When it comes to abiding by major social platform’s terms of services, like LinkedIn’s, I have a profound respect for the challenges faced by these platforms and developers. My last company (Social Amp, acquired by Merkle) was a Facebook preferred marketing developer. Our software powered onsite personalization leveraging the tremendous depth of the Open Graph for big retail brands. Our relative success in making our clients happy was ultimately Facebook’s own success. They provided open and transparent guidelines for use of their API, and in turn we helped fill the innovation gaps retailers needed that Facebook was simply not able to fill.

Where Facebook thrived balancing on the one hand users’ privacy concerns, and on the other hand businesses’ desires for ease and automation, I believe LinkedIn is unfortunately failing.

Here too, on the heels of the Dreamforce conference, where nearly 25,000 developers attended (and Bruno Mars performed no less) we’re reminded of the community and platform economy that can be unleashed when developers are partnered with to fill the gaps that businesses desire to be filled. LinkedIn should be taking notes.

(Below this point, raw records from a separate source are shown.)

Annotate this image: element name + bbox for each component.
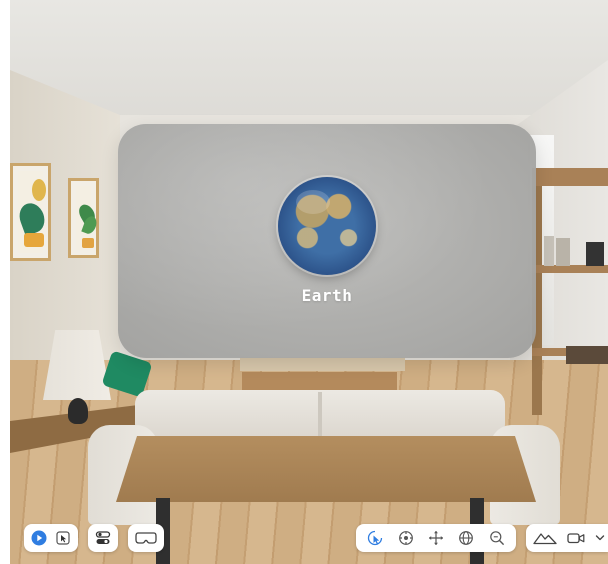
play-icon: [31, 530, 47, 546]
orbit-button[interactable]: [395, 527, 417, 549]
zoom-button[interactable]: [486, 527, 508, 549]
select-mode-button[interactable]: [52, 527, 74, 549]
globe-highlight: [296, 190, 330, 214]
earth-title-label: Earth: [301, 286, 353, 305]
orbit-icon: [398, 531, 413, 545]
book-stack: [566, 346, 608, 364]
environment-toolbar: [526, 524, 608, 552]
zoom-icon: [489, 531, 504, 546]
cursor-select-icon: [56, 531, 70, 545]
pan-button[interactable]: [425, 527, 447, 549]
camera-button[interactable]: [565, 527, 587, 549]
wall-art-frame-right: [68, 178, 99, 258]
interact-pointer-icon: [368, 530, 383, 546]
toggle-controls-button[interactable]: [92, 527, 114, 549]
tv-stand: [240, 357, 405, 371]
playback-toolbar: [24, 524, 78, 552]
book: [586, 242, 604, 266]
lamp-base: [68, 398, 88, 424]
chevron-down-icon: [595, 535, 605, 541]
simulator-window: Earth: [0, 0, 608, 564]
wall-art-picture: [15, 171, 49, 253]
coffee-table-top: [116, 436, 536, 502]
controls-toggle-icon: [95, 531, 111, 544]
camera-icon: [567, 533, 585, 544]
wall-art-frame-left: [10, 163, 51, 261]
book: [556, 238, 570, 266]
interact-mode-button[interactable]: [364, 527, 386, 549]
rotate-button[interactable]: [455, 527, 477, 549]
immersive-scene-viewport[interactable]: Earth: [10, 0, 608, 564]
rug: [242, 372, 397, 390]
device-toolbar: [128, 524, 164, 552]
immersive-space-button[interactable]: [133, 527, 159, 549]
wall-art-picture: [75, 186, 99, 250]
headset-icon: [135, 532, 157, 544]
bookshelf-board: [532, 168, 608, 186]
environment-button[interactable]: [532, 527, 558, 549]
controls-toolbar: [88, 524, 118, 552]
play-button[interactable]: [28, 527, 50, 549]
earth-volume-window[interactable]: Earth: [118, 124, 536, 358]
environment-mountain-icon: [533, 533, 557, 545]
sofa-cushion-divider: [318, 392, 322, 436]
globe-rotate-icon: [459, 531, 474, 545]
bookshelf-board: [532, 265, 608, 273]
navigation-toolbar: [356, 524, 516, 552]
move-pan-icon: [428, 531, 443, 545]
camera-menu-dropdown[interactable]: [594, 527, 606, 549]
book: [544, 236, 554, 266]
earth-globe-model[interactable]: [278, 177, 376, 275]
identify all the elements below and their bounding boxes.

It may be that LinkedIn is planning for its own CRM product in the not so near future. If that’s the case, the need to bridge the aforementioned chasm present between LinkedIn and traditional CRMs will become arguably even more necessary, and particularly for mature businesses. Until then, outbound sales teams – for all their vaunted aggressiveness – will find themselves in an uneven playing field. The rise of automation across marketing and inbound channels will put pressure on their own, while their sales CRMs will fail to provide the technology needed to automate outbound prospecting in a cost effective way. Outbound is here to stay, but until LinkedIn and CRMs play nice, it will continue playing the laggard to inbound.

Matt Sunbulli is vice president, digital and social CRM for Merkle Inc.